危険が近づいた時にはお湯を出てクリーンをかければすぐに動くことが出来る。
それを言い訳に我慢できずに浴槽を作ってしまった。いや、土魔法の特訓をしたんだ。
今まで新規の能力獲得に注目していたが、買い物で貰った能力にもレベル表記があることを思い出したので、自分に鑑定をかける。
よく見ると土魔法がLv.1からLv.2に上がっていた。
もしかしたら、新規に取りやすいだけじゃなくて、取得できる経験値がアップしているのかもしれない。

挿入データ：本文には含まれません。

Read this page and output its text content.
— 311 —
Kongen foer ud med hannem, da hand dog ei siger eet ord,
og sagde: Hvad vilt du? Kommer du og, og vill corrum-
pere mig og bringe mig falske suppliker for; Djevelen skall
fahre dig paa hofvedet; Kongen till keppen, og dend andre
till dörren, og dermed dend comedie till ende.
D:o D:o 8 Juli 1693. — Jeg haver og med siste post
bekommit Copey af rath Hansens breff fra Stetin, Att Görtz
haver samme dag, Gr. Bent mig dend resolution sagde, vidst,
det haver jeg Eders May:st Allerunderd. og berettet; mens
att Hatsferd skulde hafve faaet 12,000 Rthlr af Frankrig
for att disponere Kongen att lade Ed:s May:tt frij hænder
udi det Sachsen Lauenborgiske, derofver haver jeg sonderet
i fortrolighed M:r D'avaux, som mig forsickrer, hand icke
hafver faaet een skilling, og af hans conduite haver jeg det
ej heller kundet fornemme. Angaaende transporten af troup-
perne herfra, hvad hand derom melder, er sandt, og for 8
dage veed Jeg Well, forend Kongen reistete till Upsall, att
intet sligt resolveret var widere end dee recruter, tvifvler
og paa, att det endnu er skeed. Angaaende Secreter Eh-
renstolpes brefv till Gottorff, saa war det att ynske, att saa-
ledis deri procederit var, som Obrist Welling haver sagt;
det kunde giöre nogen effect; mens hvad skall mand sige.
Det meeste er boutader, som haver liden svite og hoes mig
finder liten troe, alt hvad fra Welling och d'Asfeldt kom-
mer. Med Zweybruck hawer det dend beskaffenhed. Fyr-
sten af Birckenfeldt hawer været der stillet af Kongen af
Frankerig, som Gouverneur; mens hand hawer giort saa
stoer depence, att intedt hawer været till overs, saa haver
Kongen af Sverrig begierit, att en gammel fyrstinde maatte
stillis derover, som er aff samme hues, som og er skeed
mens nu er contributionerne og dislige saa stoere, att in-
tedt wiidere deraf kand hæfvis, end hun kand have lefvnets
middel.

だとしたら、レベルが低い物を練習するのも重要な気がする。
今後の特訓内容を考えていたら、スライム達が戻ってきた。
"マスターも水遊びしてる"
""一緒 入る""
階段を使って飛び込んできた。
「これは温かいお湯に入るお風呂って言うんだよ。本当は服を脱ぐんだけど、外だと脱げないからね。だから服着たまま入っているんだよ」
少し長湯してしまったけど楽しいお風呂タイムを過ごして水を捨てた浴槽をしっかり収納しておく。
全員にクリーンをかけて、椅子を出して水分補給をする。
「ちょっと久々のお風呂で熱くなっちゃったから、風を出そうと思うけど近くで見る子いる?」
"""見る"""
スライム達が膝に乗ってから≪ウィンド≫を使用してそよ風程度の風を浴びる。
暑くなった身体に気持ちがいい。
風をスライム達と浴びていると、リトが先程のルルの様に何かをしようとしている。
ウィンドを止めて、リトに注目していると少しの間そよって風が当たった。
鑑定して確認すると、やっぱりリトに風魔法が生えている。
「がんばったねリト。風魔法が生えているよ。ほんとうにうちの子はみんな頑張り屋さんだ」
皆を抱きしめてぎゅってする。
「特訓はここまでにして、今日は帰ろう。みんな頑張ったよ」
汗も引いたし、抱きしめたまま立って椅子を収納する。
忘れ物がないのを確認して、道に向かって移動する。
スキルも生えたし、スライム達も色が表す魔法を手に入れることが出来た。
でも、スライム達は特訓を続けたいみたい。まだ出来てないのがあるんだそうだ。
何をやっているのかまでは教えてもらえなかったけど。
そんな会話をしながらの帰路はあっという間だった。
戻ったギルドで角ウサギを3体買取に出して、1体600ルーで無事に買い取ってもらえた。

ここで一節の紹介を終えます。